6 : Le cadeau
Installé devant ma table de travail dans ma chambre, le pinceau dans une main, je regarde les grains de poussières danser dans un rayon de soleil un peu plus loin dans la pièce.
L'oiseau est calme ce matin, pépiant une fois de temps en temps pour attirer mon attention. Quand il fait cela, je lui adresse un petit sourire et un mot gentil avant de me replonger dans mon travail... qui n'avance pas du tout, puisque je suis en train de réfléchir à la couleur de la lumière qui traverse la fenêtre pour se déverser dans ma chambre.
Pendant les heures que j'ai passées à poser pour les élèves de mon père, j'ai eu tout le loisir de réfléchir et méditer sur toute une panoplie de sujets. Entre autre la lumière. Mon père insistait auprès des disciples, ils devaient prêter attention à ses variations. Il lui arrivait même de faire quelques pauses de temps en temps pour montrer à ses élèves certaines techniques qu'ils ne connaissaient pas ou avaient un peu de peine à maîtriser.
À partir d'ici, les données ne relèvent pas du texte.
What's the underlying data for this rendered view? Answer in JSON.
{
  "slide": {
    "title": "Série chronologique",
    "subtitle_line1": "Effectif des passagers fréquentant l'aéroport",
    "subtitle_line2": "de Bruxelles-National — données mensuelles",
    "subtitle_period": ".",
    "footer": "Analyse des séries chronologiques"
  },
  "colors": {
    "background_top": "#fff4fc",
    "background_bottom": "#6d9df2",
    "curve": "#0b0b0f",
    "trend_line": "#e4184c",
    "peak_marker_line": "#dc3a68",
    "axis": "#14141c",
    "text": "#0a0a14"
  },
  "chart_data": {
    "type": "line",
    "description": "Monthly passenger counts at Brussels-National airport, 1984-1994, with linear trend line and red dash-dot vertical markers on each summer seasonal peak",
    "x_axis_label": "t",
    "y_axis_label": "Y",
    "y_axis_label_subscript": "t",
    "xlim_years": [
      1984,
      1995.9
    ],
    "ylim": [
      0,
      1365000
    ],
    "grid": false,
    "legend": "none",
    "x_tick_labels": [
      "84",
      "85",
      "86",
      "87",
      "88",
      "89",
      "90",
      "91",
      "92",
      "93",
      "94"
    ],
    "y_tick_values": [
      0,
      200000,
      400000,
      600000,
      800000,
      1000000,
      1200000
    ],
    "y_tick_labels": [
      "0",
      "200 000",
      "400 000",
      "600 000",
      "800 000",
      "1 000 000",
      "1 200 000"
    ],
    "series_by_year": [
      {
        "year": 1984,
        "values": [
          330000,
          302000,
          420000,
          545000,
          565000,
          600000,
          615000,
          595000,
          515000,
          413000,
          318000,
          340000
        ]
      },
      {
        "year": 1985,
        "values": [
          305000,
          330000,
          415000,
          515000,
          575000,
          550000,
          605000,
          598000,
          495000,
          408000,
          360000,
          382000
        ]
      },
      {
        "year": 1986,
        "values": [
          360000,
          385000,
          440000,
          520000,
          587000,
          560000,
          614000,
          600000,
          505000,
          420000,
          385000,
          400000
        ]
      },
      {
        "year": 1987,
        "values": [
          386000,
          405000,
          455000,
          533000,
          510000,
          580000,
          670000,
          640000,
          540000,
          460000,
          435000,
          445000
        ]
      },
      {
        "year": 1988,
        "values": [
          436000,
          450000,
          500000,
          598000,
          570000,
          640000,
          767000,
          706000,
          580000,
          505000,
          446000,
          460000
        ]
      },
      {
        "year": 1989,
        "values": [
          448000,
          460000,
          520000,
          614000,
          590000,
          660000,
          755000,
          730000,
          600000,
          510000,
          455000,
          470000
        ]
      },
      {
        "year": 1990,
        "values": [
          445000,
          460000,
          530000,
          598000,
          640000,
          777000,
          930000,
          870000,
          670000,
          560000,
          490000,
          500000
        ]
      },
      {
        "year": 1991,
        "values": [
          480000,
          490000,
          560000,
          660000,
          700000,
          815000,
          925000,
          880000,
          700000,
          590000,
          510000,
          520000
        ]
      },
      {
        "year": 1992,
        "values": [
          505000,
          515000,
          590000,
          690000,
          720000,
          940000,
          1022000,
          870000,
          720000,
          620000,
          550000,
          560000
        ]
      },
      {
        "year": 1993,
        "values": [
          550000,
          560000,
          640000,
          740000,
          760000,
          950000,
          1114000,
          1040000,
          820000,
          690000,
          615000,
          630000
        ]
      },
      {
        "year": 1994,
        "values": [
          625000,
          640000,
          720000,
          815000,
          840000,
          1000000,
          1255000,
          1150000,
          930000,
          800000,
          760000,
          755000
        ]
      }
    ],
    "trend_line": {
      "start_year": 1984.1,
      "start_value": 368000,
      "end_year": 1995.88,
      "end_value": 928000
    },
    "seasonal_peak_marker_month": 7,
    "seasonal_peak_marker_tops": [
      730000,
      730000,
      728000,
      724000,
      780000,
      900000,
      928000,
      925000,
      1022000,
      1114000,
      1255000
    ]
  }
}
Jungkook et Taehyung était très attentifs dans ces cas-là. La concentration se lisait sur leurs visages, le plus jeune fronçant les sourcils si fort qu'on aurait presque dit qu'il était fâché. Le front de Taehyung quant à lui affichait un léger pli et il se mordait discrètement la lèvre à chaque fois, manie qui ne m'avait pas échappée et me donnait une sensation de chaleur à chaque fois que je la surprenais.
Rien que d'y repenser, je sens le rouge me monter aux joues. Je cligne des yeux une, deux, trois fois et me reconcentre sur la poussière volant dans l'atmosphère de la pièce.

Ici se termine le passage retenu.